Four of the five current Norris City Council members will be returning for another two years after last week’s city election, and will be joined by newcomer Charles “Chuck” Nicholson.

Nicholson has been serving as chairman of the Norris Tree Commission.

The returning members are Mayor Chris Mitchell, Vice Mayor Bill Grieve, Loretta Painter and Will Grinder.

Surprisingly, the vote count among the top three candidates was extremely close – just a total of two votes apart.

Grinder topped the field with 496 votes, followed by Nicholson with 495 and Mitchell with 494. In fourth place was Grieve, with 468 votes, followed by Painter, the only woman on the council, with 460.

What that means for the selection of a mayor and vice mayor for the next two years remains to be seen.

Traditionally in Norris, the council chooses the top vote-getter as mayor, and the No. 2 winner as vice mayor.

Two years ago, however, challengers Grinder and Jill Holland Ryan outpolled Mitchell by larger margins – with Grinder polling 654 to Ryan’s 646 and Mitchell’s 625 votes. Grieve was in fourth place, with 604 votes, followed by Painter with 561.

And in a break with tradition, the council voted in split decisions to give Mitchell the mayor’s job for two more years, and Grieve was chosen as vice mayor, turning down Grinder’s push to be mayor and Ryan’s expectation of being vice mayor.

Whether the new council – with just the one new member – will again break with tradition this year and at least keep Mitchell as mayor will not be decided until the new council is sworn in at the beginning of the Dec. 12 meeting.

Some observers have suggested that the vote difference this time is so narrow that the choice might not be as controversial as it was two years ago.

Grinder, though, has a different view, he told The Courier News on Tuesday morning.

“I would like to see council follow tradition and pick the highest person [for mayer],” he said. “I think that’s what the citizens want. I believe I’m ready to be mayor.

“There’s a lot of people in Norris who would like to see that,” he added.
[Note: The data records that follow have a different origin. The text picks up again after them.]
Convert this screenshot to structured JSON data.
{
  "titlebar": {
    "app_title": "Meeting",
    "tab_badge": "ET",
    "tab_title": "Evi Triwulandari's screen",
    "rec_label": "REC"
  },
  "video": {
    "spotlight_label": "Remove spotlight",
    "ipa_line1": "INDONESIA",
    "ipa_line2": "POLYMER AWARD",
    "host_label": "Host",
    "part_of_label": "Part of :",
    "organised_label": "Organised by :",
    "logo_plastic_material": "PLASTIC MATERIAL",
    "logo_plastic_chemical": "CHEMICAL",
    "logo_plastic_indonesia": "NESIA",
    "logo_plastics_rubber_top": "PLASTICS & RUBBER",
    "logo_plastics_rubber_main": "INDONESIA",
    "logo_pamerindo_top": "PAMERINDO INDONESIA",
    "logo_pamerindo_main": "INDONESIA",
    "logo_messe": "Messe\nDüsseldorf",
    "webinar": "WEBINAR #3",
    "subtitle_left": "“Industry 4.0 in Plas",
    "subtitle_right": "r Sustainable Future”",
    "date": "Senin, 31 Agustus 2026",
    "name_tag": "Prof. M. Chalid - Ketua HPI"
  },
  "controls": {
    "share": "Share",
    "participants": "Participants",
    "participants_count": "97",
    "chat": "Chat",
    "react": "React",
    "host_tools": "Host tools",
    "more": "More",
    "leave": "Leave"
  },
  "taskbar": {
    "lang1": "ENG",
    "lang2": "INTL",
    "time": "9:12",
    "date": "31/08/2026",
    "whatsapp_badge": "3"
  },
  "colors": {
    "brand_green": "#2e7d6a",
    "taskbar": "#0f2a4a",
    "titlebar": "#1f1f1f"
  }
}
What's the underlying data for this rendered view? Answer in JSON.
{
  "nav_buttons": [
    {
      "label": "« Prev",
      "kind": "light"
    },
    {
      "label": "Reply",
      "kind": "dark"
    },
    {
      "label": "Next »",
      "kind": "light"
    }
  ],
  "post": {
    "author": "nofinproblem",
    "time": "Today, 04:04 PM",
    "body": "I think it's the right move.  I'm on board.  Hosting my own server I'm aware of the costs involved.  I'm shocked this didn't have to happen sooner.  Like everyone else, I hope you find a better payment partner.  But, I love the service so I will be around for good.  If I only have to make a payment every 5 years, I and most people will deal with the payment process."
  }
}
Although six candidates had filed by the Aug. 18 deadline to seek the five open council seats in the Nov. 8 election, one current council member, Robert M. Sain, later withdrew from the race, leaving just five candidates running for the five seats.

That most likely accounted for the lower turnout for the council election this year.

This election was Nicholson’s second attempt at joining the council. He was one of two people who applied in October 2021 to fill the unexpired term of Ryan, who resigned a month earlier, before completing even the first year of her first term.

The other four council members chose Sain, a corporate lawyer, over Nicholson in November 2021 to fill out Ryan’s unexpired term.

Nicholson was at odds with now former City Manager Scott Hackler and the council over Hackler’s decision last year to have the historic elm tree in the downtown Norris Commons area cut down over safety concerns.

Ryan joined Nicholson and other members of the Tree Commission in opposing cutting down the tree, even though a tree expert hired by the city said it was not safe and could have fallen over at any time without notice. The council took no official action on the issue, saying that it was the city manager’s ultimate decision.